As of October 2019, 25 women have publicly accused President Donald Trump of sexual misconduct, as Business Insider reported, with the alleged incidents occurring as early as the '70s and as recently as 2016. Many of the women who allege that Trump assaulted them cannot pursue legal action against him because the statute of limitations, or the legal time limit for when they'd have to file a suit, has run out. (Trump has also denied all of the claims.) But E. Jean Carroll, a writer who accused Trump of sexually assaulting her in the mid '90s, is now suing him for defamation after he denied her accusation, and also alleged that she was conspiring with Democrats. Here's how a defamation lawsuit works, and what the lawsuit could mean for Trump, but also for other women who accuse powerful men of assault.
Carroll described her alleged assault in graphic detail in a June 2019 New York magazine article, which is an excerpt from her book What Do We Need Men For? A Modest Proposal. She says that Trump raped her in the dressing room of a department store in Manhattan in the mid '90s; she says she managed to push him off of her a few minutes into the incident and run away.
On June 22, the day after the article was published, Trump called the accusation "totally false" and said "I have no idea who this woman is," according to CNN. Though Trump claimed he had never met Carroll, the New York magazine article includes a photo of the two of them at a party together in the '80s. After being asked about the photo by a reporter, Trump reiterated that he didn't know Carroll. He also said he didn't rape Carroll because she wasn't "his type," according to The Guardian.
On Nov. 4, Carroll filed a lawsuit against Trump for defamation, arguing that his responses to her accusation were false and damaged her reputation and her career, according to The New York Times. Carroll's defamation lawsuit, filed in New York State Supreme Court, says Trump's response to her allegations “are fully consistent with his tried-and-true playbook for responding to credible public reports that he sexually assaulted women,” according to the Times.

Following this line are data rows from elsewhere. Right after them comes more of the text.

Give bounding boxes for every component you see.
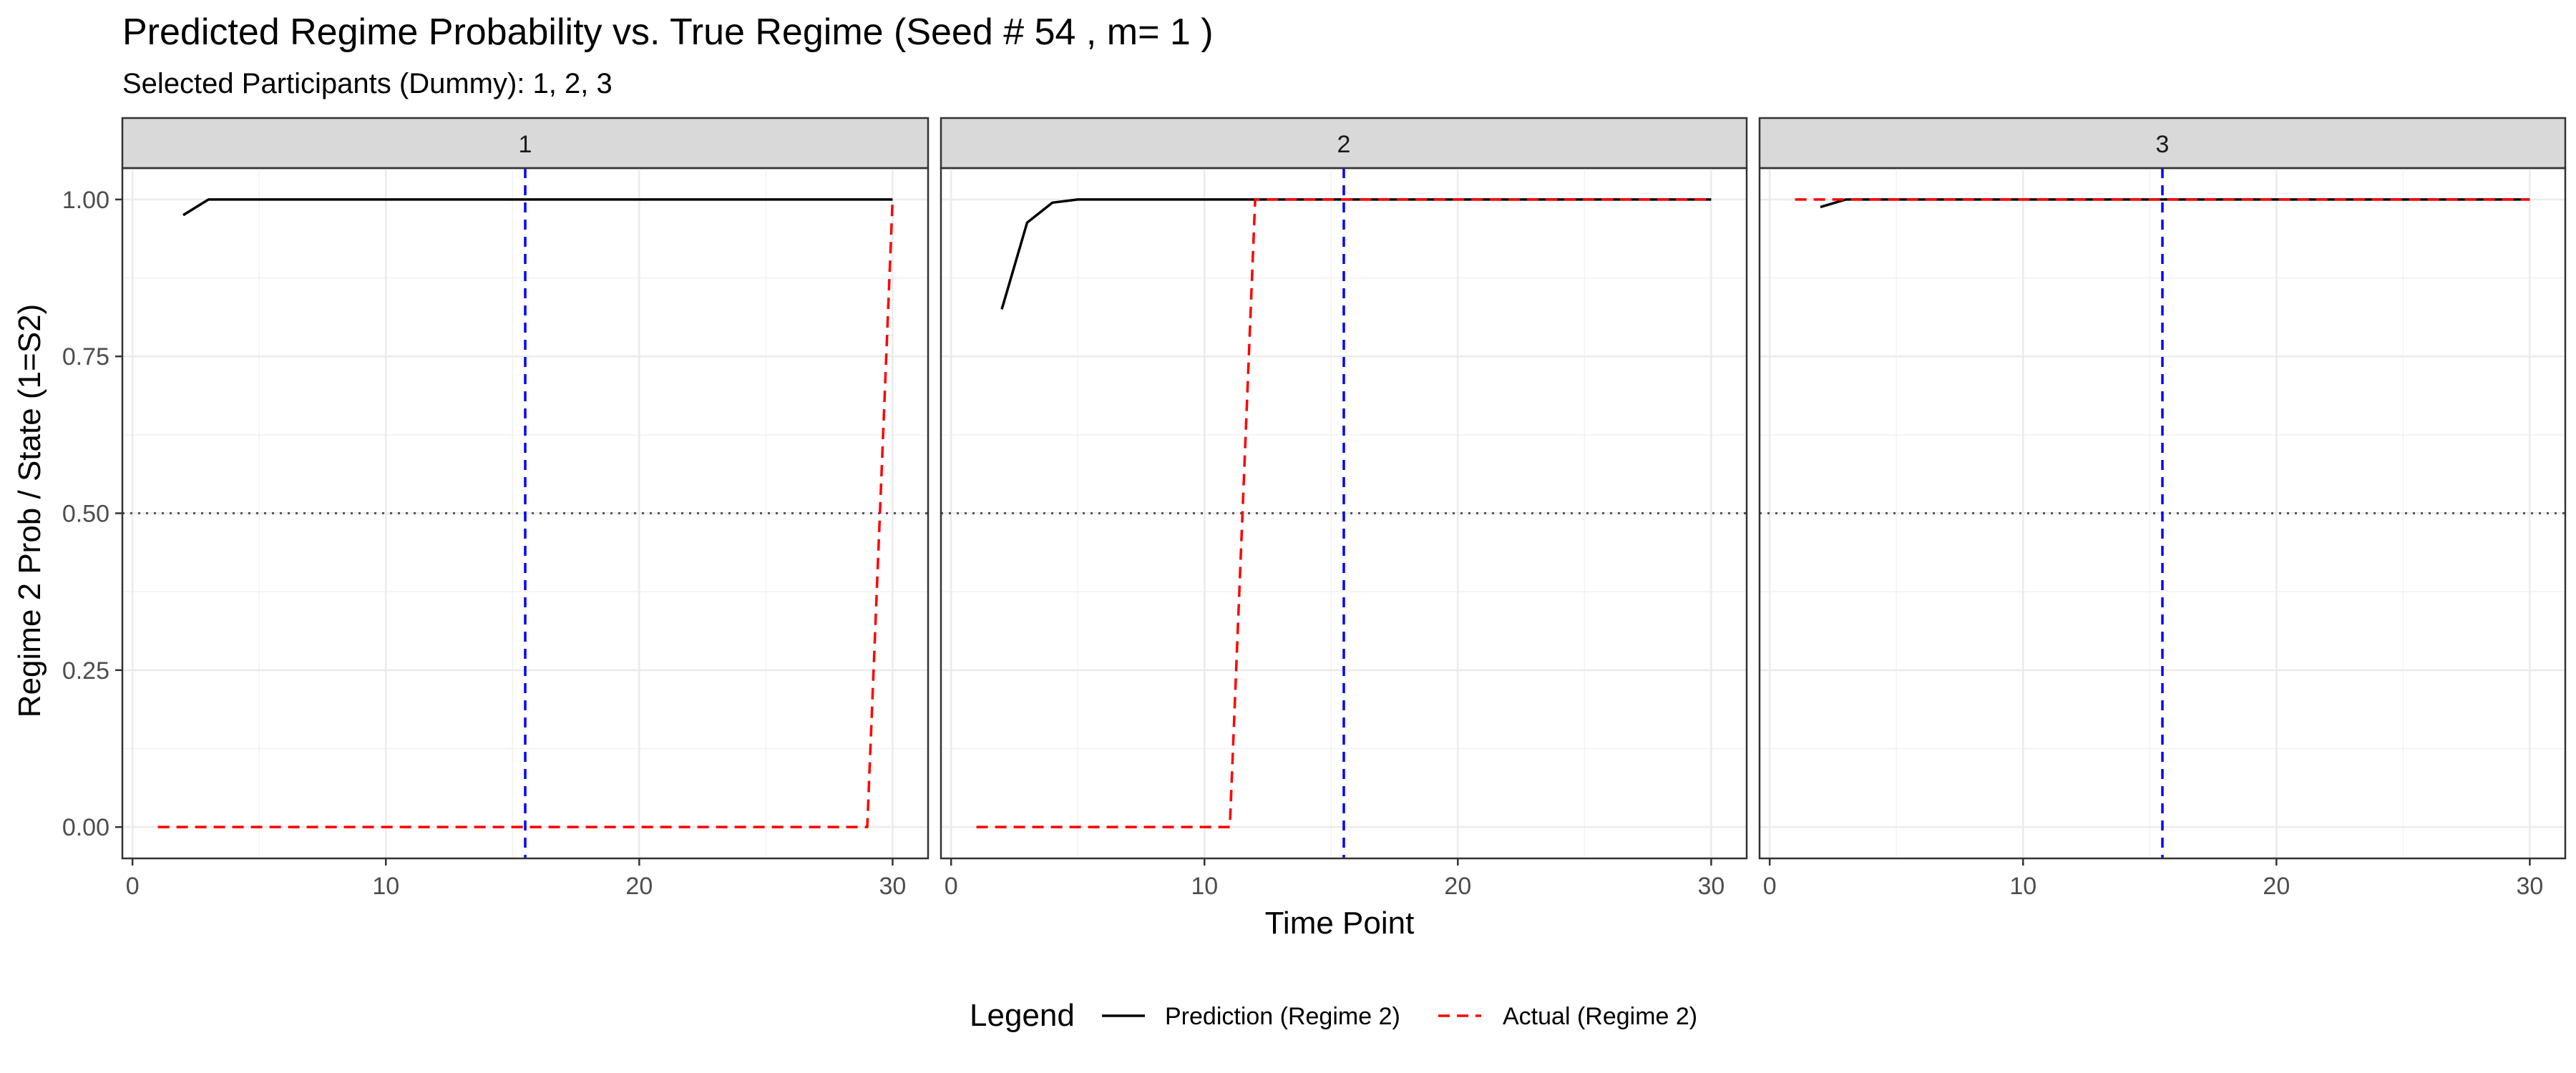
facet-panel-2: 20 10 20 30 bbox=[940, 117, 1748, 900]
y-tick-label: 0.75 bbox=[62, 343, 109, 371]
panel-border bbox=[940, 167, 1748, 860]
y-axis-label: Regime 2 Prob / State (1=S2) bbox=[12, 304, 47, 717]
x-tick-label: 20 bbox=[2263, 873, 2290, 900]
x-axis-label: Time Point bbox=[1265, 906, 1415, 941]
chart-title: Predicted Regime Probability vs. True Re… bbox=[122, 11, 1214, 53]
facet-panel-3: 30 10 20 30 bbox=[1758, 117, 2567, 900]
x-tick-label: 0 bbox=[1763, 873, 1777, 900]
legend-title: Legend bbox=[970, 998, 1075, 1033]
actual-regime-line bbox=[976, 198, 1712, 828]
facet-strip-label: 3 bbox=[2156, 131, 2170, 158]
panel-border bbox=[1758, 167, 2567, 860]
prediction-line bbox=[1000, 198, 1712, 310]
facet-strip bbox=[121, 117, 930, 170]
x-tick-label: 10 bbox=[372, 873, 399, 900]
x-tick-label: 30 bbox=[2517, 873, 2544, 900]
x-tick-label: 30 bbox=[879, 873, 907, 900]
facet-strip-label: 1 bbox=[519, 131, 532, 158]
prediction-line bbox=[182, 198, 893, 217]
y-tick-label: 0.50 bbox=[62, 501, 109, 528]
legend: Legend Prediction (Regime 2) Actual (Regi… bbox=[970, 998, 1697, 1033]
legend-label-prediction: Prediction (Regime 2) bbox=[1165, 1003, 1400, 1030]
legend-label-actual: Actual (Regime 2) bbox=[1503, 1003, 1697, 1030]
actual-regime-line bbox=[157, 199, 894, 828]
y-tick-label: 0.25 bbox=[62, 657, 109, 685]
chart-subtitle: Selected Participants (Dummy): 1, 2, 3 bbox=[122, 68, 613, 99]
x-tick-label: 0 bbox=[126, 873, 140, 900]
y-tick-label: 0.00 bbox=[62, 814, 109, 841]
y-tick-label: 1.00 bbox=[62, 187, 109, 214]
x-tick-label: 20 bbox=[1444, 873, 1471, 900]
x-tick-label: 10 bbox=[2009, 873, 2036, 900]
x-tick-label: 0 bbox=[945, 873, 958, 900]
x-tick-label: 10 bbox=[1191, 873, 1218, 900]
facet-strip bbox=[1758, 117, 2567, 170]
x-tick-label: 20 bbox=[625, 873, 653, 900]
facet-panel-1: 10 10 20 300.000.250.500.751.00 bbox=[62, 117, 930, 900]
facet-strip-label: 2 bbox=[1337, 131, 1351, 158]
x-tick-label: 30 bbox=[1698, 873, 1725, 900]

Defamation is a statement that hurts someone's reputation, according to Cornell Law. Usually, defamation lawsuits related to sexual assault accusations happen the other way around — a person accused of sexual assault sues the accuser for defamation — so sexual assault survivors and activists are receiving Carroll's symbolic lawsuit as a powerful victory. Guardian US columnist Moira Donegan wrote that law enforcement often doesn't take women's assault or harassment claims seriously, and, in the rare instances survivors report to police and pursue legal action, defense attorneys in court rooms can subject them to character assassination, among other belittling and re-traumatizing tactics. Donegan wrote that Carroll's lawsuit assumes that women "who accuse powerful men of sexual violence, are entitled to all the same legal protections men are."
Carroll's lawsuit states that Trump "through express statements and deliberate implications, accused Carroll of lying about the rape in order to increase book sales, carry out a political agenda, advance a conspiracy with the Democratic Party, and make money," according to NBC News. Carroll says in the lawsuit that her advice column for Elle magazine has received 50% fewer letters from readers, and she believes it's because they don't want to write to someone that the president has called a liar, the Times reported. Bustle has reached out to Trump's attorney for comment.
Defamation attorney Christy Eikhoff told Business Insider that Carroll's case has a "solid legal footing," and that the biggest barrier her legal team faces is convincing the jury that the assault happened. The other barrier they face is that Trump is the president.
Summer Zervos, a former Apprentice contestant who has accused Trump of groping her, also filed a defamation case against Trump after he denied her claims. Trump's legal team tried to get the case thrown out using the Constitution's Supremacy Clause, which states that state laws (or lawsuits like Zervos') can't interfere with or come before federal laws or the functions of the federal government, according to Cornell Law. A New York State judge and an appeals court ruled against Trump's team, writing, "No one is above the law,” in his decision.
That ruling, combined with the "solid legal footing" Carroll's team has might bode well for the case, but Eikhoff told Business Insider that probably won't matter, because Trump would likely settle the lawsuit. A judge ruled on Nov. 13 that Carroll could mail her complaint to the White House after secret service agents reportedly prevented her from formally having it served in person.
However the suit ends, Carroll has a powerful reason for filing it, aside from wanting to hold the president accountable. “I am filing this on behalf of every woman who has ever been harassed, assaulted, silenced, or spoken up only to be shamed, fired, ridiculed and belittled,” Carroll said in a statement. “It’s for every woman who can’t speak up because she’ll lose the job she needs to support her three kids.”